Volvió a mirar el pasaporte sorprendido. Y sin entender completamente en qué momento había sucedido, cayó en cuenta que había olvidado a su hija. Por motivos de redes sociales y economía, había elegido un vuelo Bogotá, Miami, Londres, Múnich. En 36 horas de viaje, podría tomarse fotos en ciudades emblemáticas para subirlas a Instagram y además se ahorraría 1200 dólares, que le cobraban por el vuelo directo. Es ahí cuando su mente comenzó a atar cabos -¿en dónde la pude haber dejado-se repetía. Sombrero color violeta, pensó, perfume de manzana, recordó, 9 años, caviló -¿pego un aviso? ¿Llamo a la policía?-. El agente, con su pesado acento bávaro y la impaciencia alemana, le siguió haciendo preguntas, ahora gritando. Inconsciente del proceso de asimilación que implica perder un hijo, estiró el dedo y puso un sello sobre el pasaporte: "rechazado". El héroe de este cuento intentó explicarle de mil formas pero el oficial simplemente sonrió y le dijo "diríjase a la oficina de asuntos especiales". 

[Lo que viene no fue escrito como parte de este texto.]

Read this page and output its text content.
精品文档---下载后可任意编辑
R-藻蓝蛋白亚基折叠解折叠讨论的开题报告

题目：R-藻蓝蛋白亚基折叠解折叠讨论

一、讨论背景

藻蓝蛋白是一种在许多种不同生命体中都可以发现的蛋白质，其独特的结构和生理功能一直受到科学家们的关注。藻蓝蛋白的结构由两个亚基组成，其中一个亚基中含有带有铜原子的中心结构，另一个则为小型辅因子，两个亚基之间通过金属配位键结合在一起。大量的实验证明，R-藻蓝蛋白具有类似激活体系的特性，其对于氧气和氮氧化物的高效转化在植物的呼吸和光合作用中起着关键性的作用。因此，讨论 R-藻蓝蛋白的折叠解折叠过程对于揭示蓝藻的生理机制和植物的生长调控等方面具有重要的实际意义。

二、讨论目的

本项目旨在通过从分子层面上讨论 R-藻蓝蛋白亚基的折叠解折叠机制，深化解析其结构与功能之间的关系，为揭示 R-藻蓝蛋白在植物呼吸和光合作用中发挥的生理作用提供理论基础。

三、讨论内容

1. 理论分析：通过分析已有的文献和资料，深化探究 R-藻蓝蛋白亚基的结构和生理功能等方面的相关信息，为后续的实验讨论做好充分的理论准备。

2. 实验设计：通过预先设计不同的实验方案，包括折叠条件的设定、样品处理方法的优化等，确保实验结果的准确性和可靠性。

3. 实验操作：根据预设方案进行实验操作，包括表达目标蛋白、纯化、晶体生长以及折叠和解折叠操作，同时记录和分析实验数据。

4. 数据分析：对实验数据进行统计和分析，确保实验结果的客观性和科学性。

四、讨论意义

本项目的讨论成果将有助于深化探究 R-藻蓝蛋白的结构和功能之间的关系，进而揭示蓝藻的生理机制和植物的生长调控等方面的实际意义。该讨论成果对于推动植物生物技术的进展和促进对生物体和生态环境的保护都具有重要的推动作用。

En Miami, comieron una pizza que les vendieron unos cubanos. Esperaron varias horas. Ella estaba molesta porque no le había comprado el unicornio que habían visto en una de las vitrinas. Putos unicornios, siempre son de mala suerte. No recordaba bien si había abordado con la niña. Sin embargo, se le vino a la mente cuando la pequeñita en el avión de British Airways se quedó dormida y le regó la gaseosa en las piernas. Se fue furioso, molesto. En el baño, mientras se limpiaba, pensaba en el empresario israelí con el que se encontraría en Berlín. Era un cabrón. De ésos que cuando ve a alguien con una mancha en el pantalón, no evita hacer un chiste de mal gusto. Un mancho de antaño que no llora y toma viagra, sólo para decirle a sus amigos del sauna, que sí, que él toma mucho viagra. Precisamente, en Londres, Estrella caminaba de su mano cuando él le preguntaba al hotel en Berlín si podría enviar su pantalón a la lavandería y recuperarlo en menos de 10 horas. -Debió ser en Londres- se dijo. -Puta Londres- enfatizó. En su camino sinuoso hacia una respuesta, le esperaba una fila inmensa en la Oficina de Asuntos Especiales y unos cuantos formatos por llenar. Eso pensaba él. Si supiera.